In [35]:
import yfinance as yf
from sklearn.ensemble import RandomForestClassifier
from sklearn.metrics import precision_score
import pandas as pd

In [36]:
stock = yf.Ticker("^GSPC")  # Change Ticker Here

In [37]:
# Retrieving Complete History
stock = stock.history(period="max")

In [38]:
# Removing Unecessary Data
del stock["Dividends"]
del stock["Stock Splits"]

In [39]:
# Creating Target Column
stock["Tomorrow"] = stock["Close"].shift(-1)

stock["Target"] = (stock["Tomorrow"] > stock["Close"]).astype(int)

In [51]:
# Specifying Time Range
stock = stock.loc["2000-01-01":].copy()

In [52]:
# Model Creating and Fitting
model = RandomForestClassifier(n_estimators=200, min_samples_split=50, random_state=1)

train = stock.iloc[:-100]
test = stock.iloc[-100:]

features = ["Open", "High", "Low", "Close", "Volume"]
model.fit(train[features], train["Target"])

In [53]:
# Testing the Model
preds = model.predict(test[features])

preds = pd.Series(preds, index=test.index)

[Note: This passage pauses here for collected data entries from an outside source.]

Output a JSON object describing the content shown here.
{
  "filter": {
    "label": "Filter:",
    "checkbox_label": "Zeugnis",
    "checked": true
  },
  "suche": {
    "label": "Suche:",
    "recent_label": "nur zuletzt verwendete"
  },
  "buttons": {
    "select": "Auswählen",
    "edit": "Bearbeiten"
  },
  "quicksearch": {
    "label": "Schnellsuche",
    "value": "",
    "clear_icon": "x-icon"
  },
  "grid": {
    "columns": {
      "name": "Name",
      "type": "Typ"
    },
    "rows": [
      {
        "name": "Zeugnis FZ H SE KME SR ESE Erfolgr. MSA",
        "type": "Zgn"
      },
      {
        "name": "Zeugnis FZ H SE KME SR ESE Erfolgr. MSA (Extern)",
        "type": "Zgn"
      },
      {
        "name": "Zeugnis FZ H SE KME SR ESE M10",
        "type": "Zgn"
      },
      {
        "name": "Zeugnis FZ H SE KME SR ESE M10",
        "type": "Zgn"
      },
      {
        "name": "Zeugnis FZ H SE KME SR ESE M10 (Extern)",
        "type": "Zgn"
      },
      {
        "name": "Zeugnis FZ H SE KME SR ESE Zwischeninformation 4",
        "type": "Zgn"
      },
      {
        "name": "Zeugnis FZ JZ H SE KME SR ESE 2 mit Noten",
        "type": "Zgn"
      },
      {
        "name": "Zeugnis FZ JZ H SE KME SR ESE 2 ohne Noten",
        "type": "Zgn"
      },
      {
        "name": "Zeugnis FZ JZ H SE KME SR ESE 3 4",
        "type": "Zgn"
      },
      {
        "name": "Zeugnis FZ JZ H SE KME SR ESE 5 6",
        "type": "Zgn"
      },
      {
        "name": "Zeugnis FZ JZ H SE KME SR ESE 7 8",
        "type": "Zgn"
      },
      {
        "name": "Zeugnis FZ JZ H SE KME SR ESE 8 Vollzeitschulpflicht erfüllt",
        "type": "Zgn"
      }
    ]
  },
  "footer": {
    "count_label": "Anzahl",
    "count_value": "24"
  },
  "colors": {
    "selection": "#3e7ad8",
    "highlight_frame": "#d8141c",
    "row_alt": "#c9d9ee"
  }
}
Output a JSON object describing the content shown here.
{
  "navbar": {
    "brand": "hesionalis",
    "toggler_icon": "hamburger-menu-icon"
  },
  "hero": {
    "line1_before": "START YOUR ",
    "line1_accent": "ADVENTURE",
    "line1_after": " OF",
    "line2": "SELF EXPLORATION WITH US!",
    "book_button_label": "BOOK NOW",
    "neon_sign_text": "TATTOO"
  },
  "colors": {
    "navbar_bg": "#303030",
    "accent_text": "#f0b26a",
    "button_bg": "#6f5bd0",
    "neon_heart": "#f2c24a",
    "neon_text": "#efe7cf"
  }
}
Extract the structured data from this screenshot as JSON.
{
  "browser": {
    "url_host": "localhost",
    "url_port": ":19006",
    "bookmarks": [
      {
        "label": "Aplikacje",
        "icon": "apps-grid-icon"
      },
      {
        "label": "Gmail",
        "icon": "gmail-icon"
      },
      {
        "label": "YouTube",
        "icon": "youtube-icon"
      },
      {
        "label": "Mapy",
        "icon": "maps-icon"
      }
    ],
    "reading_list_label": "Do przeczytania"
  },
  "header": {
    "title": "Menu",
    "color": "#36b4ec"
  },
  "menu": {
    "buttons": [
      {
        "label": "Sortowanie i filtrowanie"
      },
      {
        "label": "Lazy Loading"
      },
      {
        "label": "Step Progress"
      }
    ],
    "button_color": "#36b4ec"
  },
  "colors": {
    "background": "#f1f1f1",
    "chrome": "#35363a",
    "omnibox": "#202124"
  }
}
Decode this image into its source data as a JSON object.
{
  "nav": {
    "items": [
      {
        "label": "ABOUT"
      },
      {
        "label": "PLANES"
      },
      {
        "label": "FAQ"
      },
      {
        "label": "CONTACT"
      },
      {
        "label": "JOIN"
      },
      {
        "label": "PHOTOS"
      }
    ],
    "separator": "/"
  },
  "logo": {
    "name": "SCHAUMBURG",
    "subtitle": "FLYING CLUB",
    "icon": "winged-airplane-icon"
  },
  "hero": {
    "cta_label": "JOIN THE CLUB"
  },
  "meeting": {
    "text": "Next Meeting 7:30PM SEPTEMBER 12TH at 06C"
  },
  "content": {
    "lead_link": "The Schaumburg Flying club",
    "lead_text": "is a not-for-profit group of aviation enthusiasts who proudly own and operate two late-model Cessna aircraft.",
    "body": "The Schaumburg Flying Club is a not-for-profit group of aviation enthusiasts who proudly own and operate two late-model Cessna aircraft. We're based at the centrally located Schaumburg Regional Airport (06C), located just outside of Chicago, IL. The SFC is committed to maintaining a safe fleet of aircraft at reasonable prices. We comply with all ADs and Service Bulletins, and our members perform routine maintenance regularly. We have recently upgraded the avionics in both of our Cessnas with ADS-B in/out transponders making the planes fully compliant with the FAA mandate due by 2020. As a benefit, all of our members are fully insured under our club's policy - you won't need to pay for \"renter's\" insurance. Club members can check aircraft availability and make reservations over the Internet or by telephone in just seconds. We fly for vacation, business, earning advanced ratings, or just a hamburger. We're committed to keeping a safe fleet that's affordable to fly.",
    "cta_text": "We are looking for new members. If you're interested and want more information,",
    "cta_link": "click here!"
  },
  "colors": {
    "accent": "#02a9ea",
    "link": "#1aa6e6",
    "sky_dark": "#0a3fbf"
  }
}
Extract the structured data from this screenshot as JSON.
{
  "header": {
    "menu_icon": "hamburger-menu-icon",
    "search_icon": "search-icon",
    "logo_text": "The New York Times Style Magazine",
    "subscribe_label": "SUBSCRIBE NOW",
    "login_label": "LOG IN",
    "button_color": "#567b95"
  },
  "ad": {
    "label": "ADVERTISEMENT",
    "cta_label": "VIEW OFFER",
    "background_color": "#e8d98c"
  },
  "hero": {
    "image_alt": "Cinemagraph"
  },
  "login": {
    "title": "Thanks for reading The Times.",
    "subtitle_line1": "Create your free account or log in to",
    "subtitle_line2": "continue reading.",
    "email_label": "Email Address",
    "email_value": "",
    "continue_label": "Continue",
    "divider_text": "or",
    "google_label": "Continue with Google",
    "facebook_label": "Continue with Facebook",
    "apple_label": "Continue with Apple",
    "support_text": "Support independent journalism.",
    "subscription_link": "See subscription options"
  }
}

precision_score(test["Target"], preds)

1.0

In [54]:
# Creating Predict Function
def predict(train, test, features, model):
    model.fit(train[features], train["Target"])
    preds = model.predict_proba(test[features])[:,1]
    preds[preds >= .5] = 1
    preds[preds < .5] = 0
    preds = pd.Series(preds, index=test.index, name="Predictions")
    combined = pd.concat([test["Target"], preds], axis=1)
    return combined

In [55]:
# Creating Backtest Function
def backtest(data, model, features, start=2500, step=250):
    all_predictions = []
    
    for i in range(start, data.shape[0], step):
        train = data.iloc[0:i].copy()
        test = data.iloc[i:(i+step)].copy()
        predictions = predict(train, test, features, model)
        all_predictions.append(predictions)
    return pd.concat(all_predictions)

In [56]:
#Creating Moving Average Data
horizons = [2,5,60,250,1000]
new_features = []

for horizon in horizons:
    rolling_averages = stock.rolling(horizon).mean()
    
    ratio_column = f"Close_Ratio_{horizon}"
    stock[ratio_column] = stock["Close"] / rolling_averages["Close"]
    
    trend_column = f"Trend_{horizon}"
    stock[trend_column] = stock.shift(1).rolling(horizon).sum()["Target"]
    
    new_features += [ratio_column, trend_column]

In [57]:
stock = stock.dropna()

In [58]:
predictions = backtest(stock, model, new_features)
predictions["Predictions"].value_counts()

Predictions
1.0    1714
0.0     924
Name: count, dtype: int64

In [59]:
# Evaluating Model Accuracy Percentage
precision_score(predictions["Target"], predictions["Predictions"])

0.5326721120186698

In [50]:
#True Stock Evaluation
predictions["Target"].value_counts() / predictions.shape[0]

Target
1    0.529011
0    0.470989
Name: count, dtype: float64